Speaking of which, in 2018, we were also recognized nationally!

In 2018, national media experts really started paying attention to how ELi does what it does, seeing in it what we do: a chance to reawaken an appreciation of high-quality, old-fashioned journalism in America from the ground up.

In 2018, work at ELi was featured in The Christian Science Monitor, the Lenfest Institute’s report on local news operations, the Poynter report on local news (twice), The Guardian (in a guest op-ed by me), and The Membership Puzzle Project’s report on news operations like ours that engage audiences in news production.
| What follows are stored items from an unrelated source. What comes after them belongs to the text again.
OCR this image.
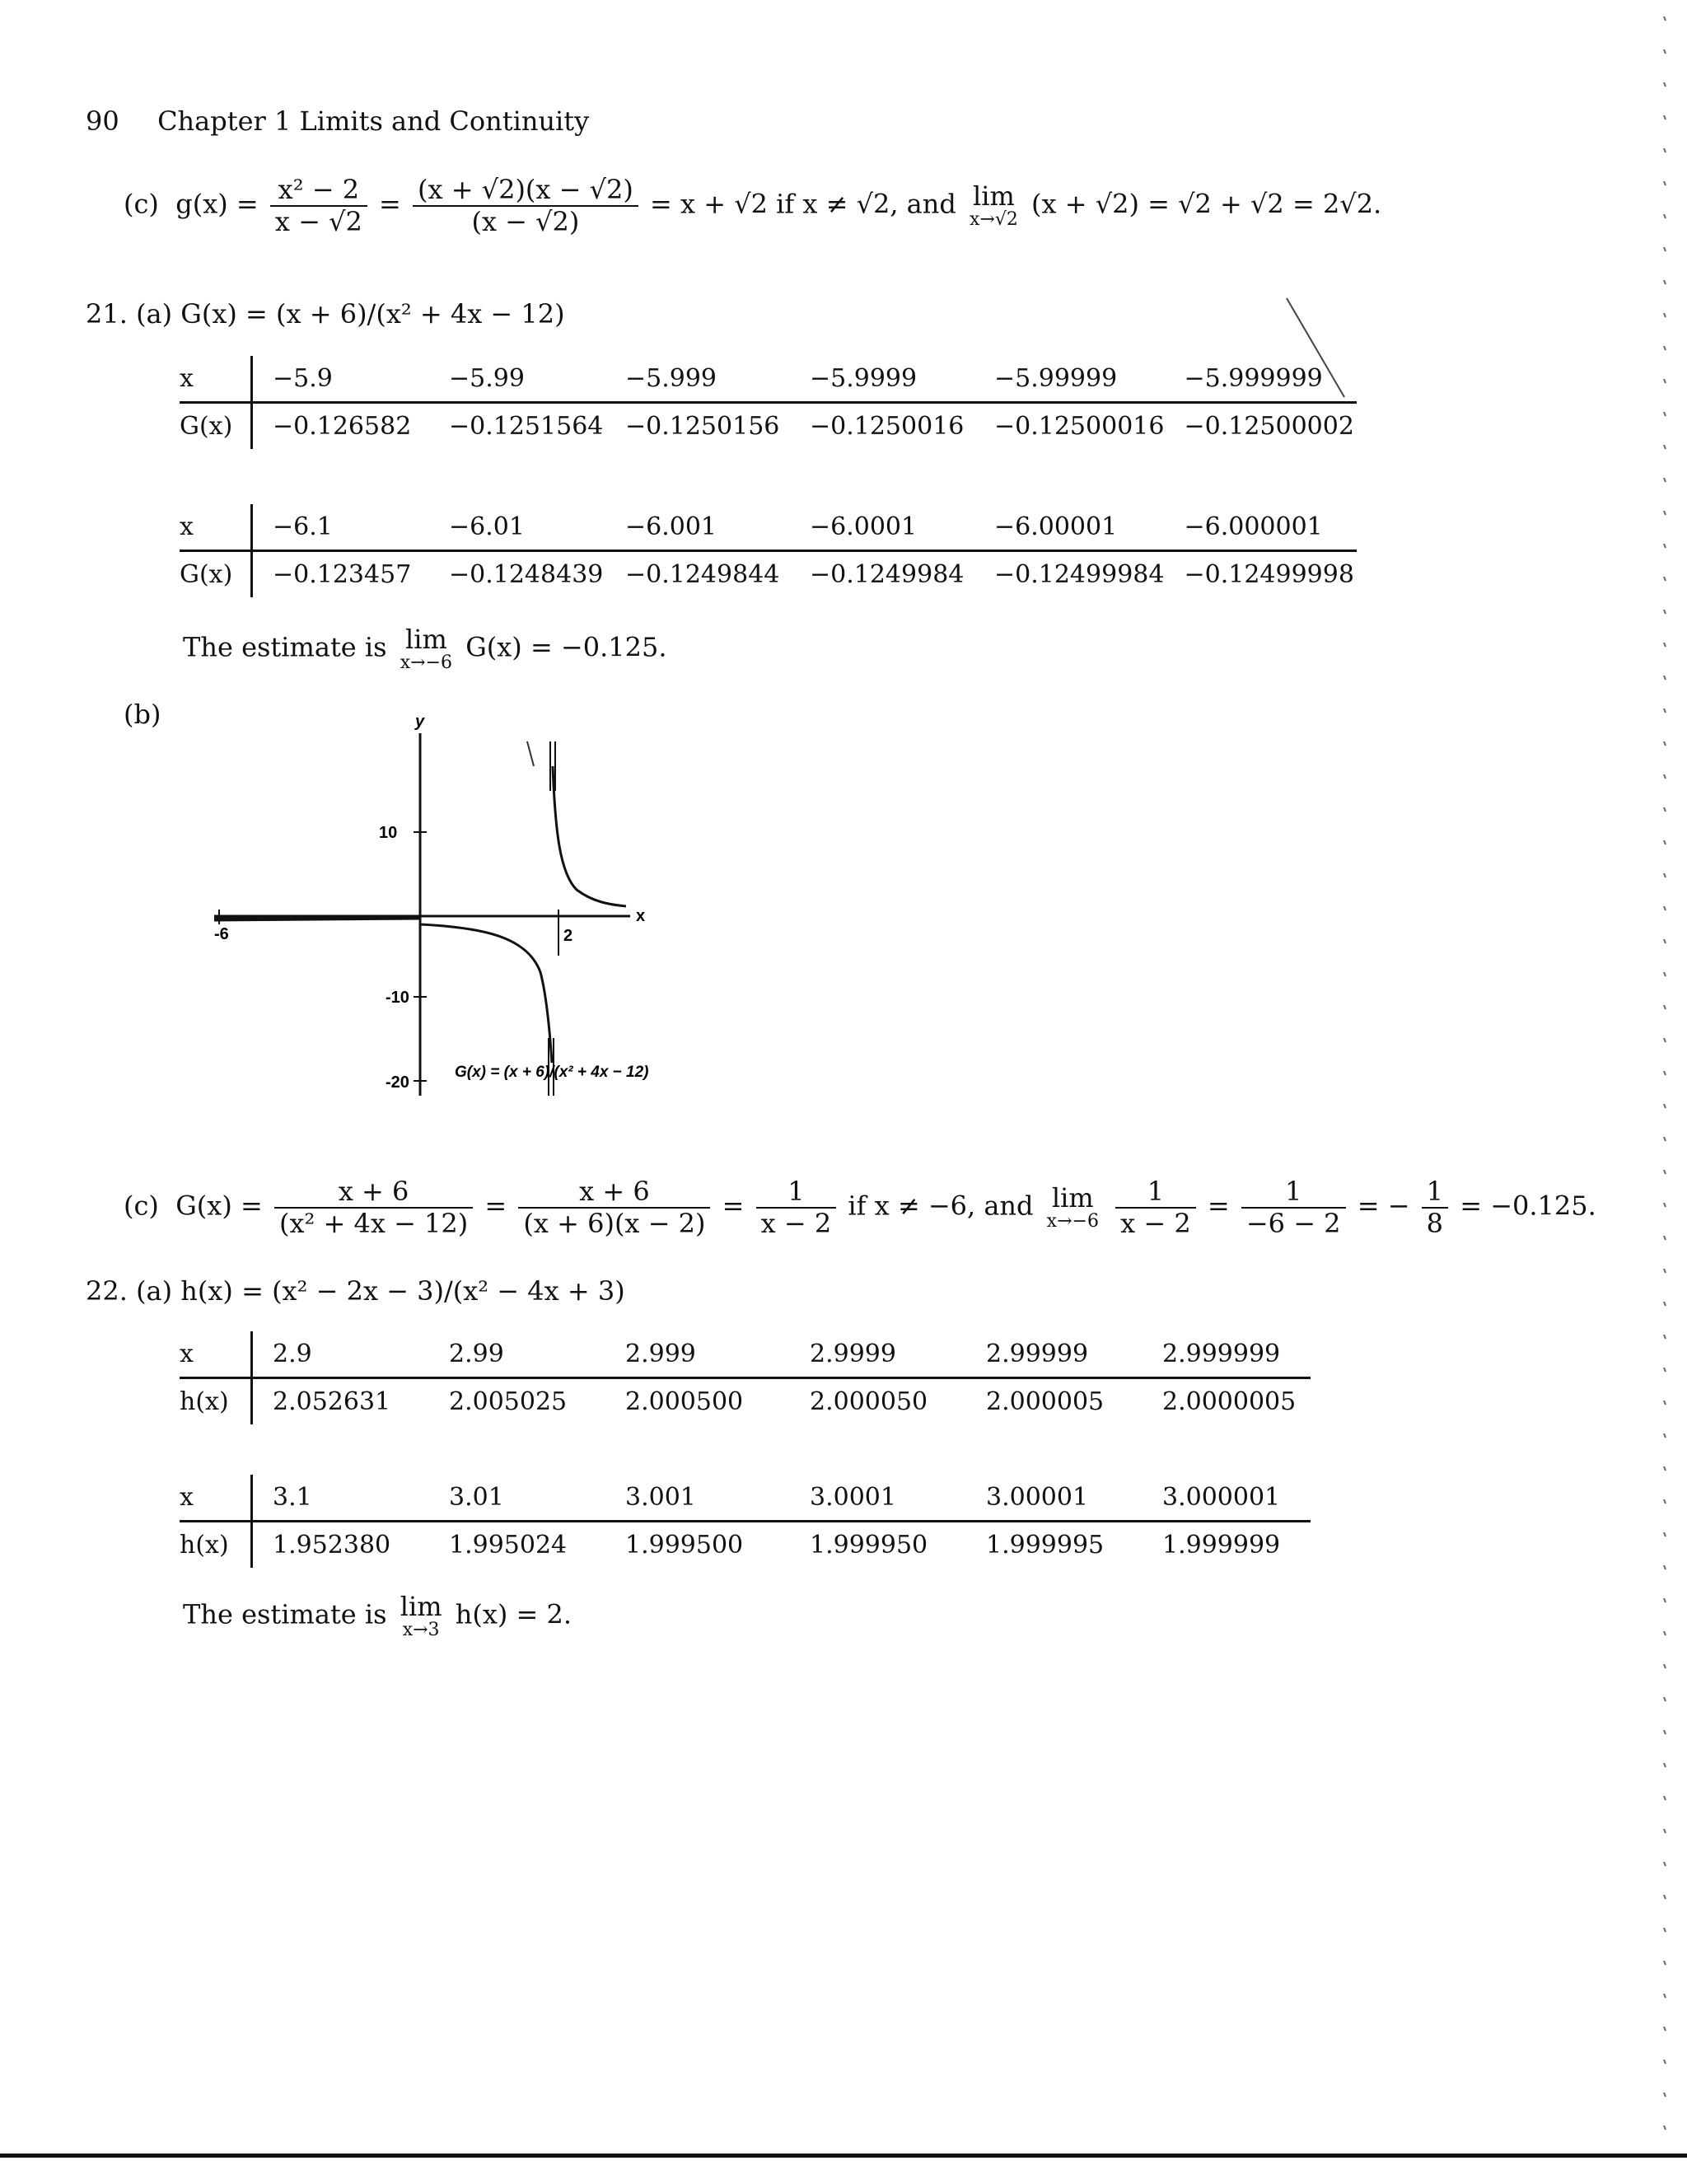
90 Chapter 1 Limits and Continuity
(c) $g(x) = \frac{\text{x² − 2}}{x - √2} = \frac{(x + √2)(x - √2)}{(x - √2)} = x + √2$ if x ≠ √2, and lim
x→√2 (x + √2) = √2 + √2 = 2√2.
21. (a) G(x) = (x + 6)/(x² + 4x − 12)
x	−5.9	−5.99	−5.999	−5.9999	−5.99999	−5.999999
G(x)	−0.126582	−0.1251564	−0.1250156	−0.1250016	−0.12500016	−0.12500002
x	−6.1	−6.01	−6.001	−6.0001	−6.00001	−6.000001
G(x)	−0.123457	−0.1248439	−0.1249844	−0.1249984	−0.12499984	−0.12499998
The estimate is lim
x→−6 G(x) = −0.125.
(b)	y
x
10
-10
-20
-6	2
G(x) = (x + 6)/(x² + 4x − 12)
(c) $G(x) = \frac{x + 6}{\text{(x² + 4x − 12)}} = \frac{x + 6}{(x + 6)(x - 2)} = \frac{1}{x - 2}$ if x ≠ −6, and lim
x→−6
$\frac{1}{x - 2} = \frac{1}{-6 - 2}$ = − $\frac{1}{8} = -0.125$.
22. (a) h(x) = (x² − 2x − 3)/(x² − 4x + 3)
x	2.9	2.99	2.999	2.9999	2.99999	2.999999
h(x)	2.052631	2.005025	2.000500	2.000050	2.000005	2.0000005
x	3.1	3.01	3.001	3.0001	3.00001	3.000001
h(x)	1.952380	1.995024	1.999500	1.999950	1.999995	1.999999
The estimate is lim
x→3 h(x) = 2.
This also marked the first year ELi applied to and was accepted into the national NewsMatch program, which is run by The Miami Foundation and sponsored by Democracy Fund, the Ethics and Excellence in Journalism Foundation, the Facebook Journalism Project, the Gates Family Foundation, the Jonathan Logan Family Foundation, the Knight Foundation, the MacArthur Foundation, the Rita Allen Foundation, and the Wyncote Foundation.

NewsMatch is key part of what made it possible for us to raise $80,000 in our year-end campaign.

Thank you.

To those of you who engage with the project that is ELi as readers, tipsters, donors, reporters, editors, managers, helpers, and all-around supporters, thank you for making it possible for us to bring East Lansing the news.